🤖 AI Summary
This work addresses key limitations of reasoning-based large language models (R-LLMs) in content moderation safety fencing—namely, poor generalization, high dependence on training data, and unpredictable inference latency—by proposing an efficient, reasoning-enhanced framework tailored to customizable safety policies. Methodologically, it first systematically validates the sample efficiency of R-LLMs for safety-fencing tasks; introduces a reasoning budget mechanism and a dual-mode (direct-answer/reasoning) joint training framework enabling dynamic control of reasoning depth; and incorporates reasoning-length constraints and active hard-sample mining.

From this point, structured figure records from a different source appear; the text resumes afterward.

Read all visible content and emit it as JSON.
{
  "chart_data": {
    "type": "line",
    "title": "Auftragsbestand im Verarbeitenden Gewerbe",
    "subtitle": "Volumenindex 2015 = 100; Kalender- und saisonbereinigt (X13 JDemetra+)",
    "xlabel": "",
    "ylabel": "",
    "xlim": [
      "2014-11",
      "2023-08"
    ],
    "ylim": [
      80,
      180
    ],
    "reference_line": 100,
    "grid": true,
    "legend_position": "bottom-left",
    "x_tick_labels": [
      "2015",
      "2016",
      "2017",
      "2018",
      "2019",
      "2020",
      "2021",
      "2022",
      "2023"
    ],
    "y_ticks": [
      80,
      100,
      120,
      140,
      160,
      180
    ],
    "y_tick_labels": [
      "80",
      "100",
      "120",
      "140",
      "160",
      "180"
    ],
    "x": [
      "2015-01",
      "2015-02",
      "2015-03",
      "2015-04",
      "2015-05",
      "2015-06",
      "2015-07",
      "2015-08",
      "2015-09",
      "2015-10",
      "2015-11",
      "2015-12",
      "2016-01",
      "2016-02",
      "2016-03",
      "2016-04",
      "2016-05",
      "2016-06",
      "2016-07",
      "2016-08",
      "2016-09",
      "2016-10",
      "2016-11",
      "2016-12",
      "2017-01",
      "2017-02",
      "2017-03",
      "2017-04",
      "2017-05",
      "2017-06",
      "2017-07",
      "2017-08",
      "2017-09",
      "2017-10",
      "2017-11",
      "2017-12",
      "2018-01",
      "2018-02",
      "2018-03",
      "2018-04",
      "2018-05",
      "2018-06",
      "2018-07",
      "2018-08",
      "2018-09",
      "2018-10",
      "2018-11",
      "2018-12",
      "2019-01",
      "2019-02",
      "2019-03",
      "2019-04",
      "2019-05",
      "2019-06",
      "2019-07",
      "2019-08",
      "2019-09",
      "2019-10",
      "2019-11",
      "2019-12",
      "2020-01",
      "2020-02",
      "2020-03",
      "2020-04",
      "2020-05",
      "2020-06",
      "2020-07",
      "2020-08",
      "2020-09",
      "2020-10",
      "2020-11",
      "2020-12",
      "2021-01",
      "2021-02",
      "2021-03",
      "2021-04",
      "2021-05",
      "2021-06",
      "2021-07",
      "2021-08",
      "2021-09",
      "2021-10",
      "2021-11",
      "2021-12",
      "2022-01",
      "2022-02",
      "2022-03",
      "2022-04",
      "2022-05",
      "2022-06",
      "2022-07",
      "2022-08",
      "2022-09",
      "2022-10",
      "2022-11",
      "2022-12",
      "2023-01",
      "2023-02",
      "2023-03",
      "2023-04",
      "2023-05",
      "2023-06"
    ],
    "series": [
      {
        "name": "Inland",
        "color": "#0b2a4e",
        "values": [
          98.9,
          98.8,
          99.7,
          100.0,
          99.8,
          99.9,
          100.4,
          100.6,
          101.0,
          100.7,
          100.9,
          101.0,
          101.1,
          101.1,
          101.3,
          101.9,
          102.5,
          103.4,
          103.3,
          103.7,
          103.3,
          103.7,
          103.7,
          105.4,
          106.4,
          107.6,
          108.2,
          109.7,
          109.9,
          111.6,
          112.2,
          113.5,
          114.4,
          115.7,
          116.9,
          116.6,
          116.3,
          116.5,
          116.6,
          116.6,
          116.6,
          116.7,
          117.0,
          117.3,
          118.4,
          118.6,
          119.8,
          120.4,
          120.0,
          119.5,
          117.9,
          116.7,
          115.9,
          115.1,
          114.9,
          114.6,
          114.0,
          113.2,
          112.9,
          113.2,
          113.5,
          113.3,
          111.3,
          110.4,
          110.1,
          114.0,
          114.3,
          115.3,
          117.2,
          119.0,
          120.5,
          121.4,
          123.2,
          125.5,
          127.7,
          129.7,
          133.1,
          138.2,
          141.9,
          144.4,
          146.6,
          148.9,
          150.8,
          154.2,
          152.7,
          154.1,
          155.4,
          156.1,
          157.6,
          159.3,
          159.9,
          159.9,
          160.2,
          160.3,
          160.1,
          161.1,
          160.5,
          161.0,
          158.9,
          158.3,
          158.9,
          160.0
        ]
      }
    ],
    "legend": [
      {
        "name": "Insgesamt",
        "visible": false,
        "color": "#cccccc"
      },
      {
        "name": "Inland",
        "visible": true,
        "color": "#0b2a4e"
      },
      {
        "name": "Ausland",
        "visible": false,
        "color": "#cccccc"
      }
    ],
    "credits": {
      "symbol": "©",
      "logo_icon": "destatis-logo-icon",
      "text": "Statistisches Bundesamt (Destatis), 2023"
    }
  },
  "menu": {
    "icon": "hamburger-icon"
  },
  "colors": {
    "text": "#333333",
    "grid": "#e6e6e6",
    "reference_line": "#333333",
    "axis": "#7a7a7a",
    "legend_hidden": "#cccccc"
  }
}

Experiments demonstrate a several-fold reduction in training data requirements to achieve comparable accuracy, and enable fine-grained, controllable trade-offs between accuracy and latency—significantly enhancing practical deployability in safety-critical settings.
📝 Abstract
Reasoning-based language models have demonstrated strong performance across various domains, with the most notable gains seen in mathematical and coding tasks. Recent research has shown that reasoning also offers significant benefits for LLM safety and guardrail applications. In this work, we conduct a comprehensive analysis of training reasoning-based guardrail models for content moderation, with an emphasis on generalization to custom safety policies at inference time. Our study focuses on two key dimensions: data efficiency and inference efficiency. On the data front, we find that reasoning-based models exhibit strong sample efficiency, achieving competitive performance with significantly fewer training examples than their non-reasoning counterparts. This unlocks the potential to repurpose the remaining data for mining high-value, difficult samples that further enhance model performance. On the inference side, we evaluate practical trade-offs by introducing reasoning budgets, examining the impact of reasoning length on latency and accuracy, and exploring dual-mode training to allow runtime control over reasoning behavior. Our findings will provide practical insights for researchers and developers to effectively and efficiently train and deploy reasoning-based guardrails models in real-world systems.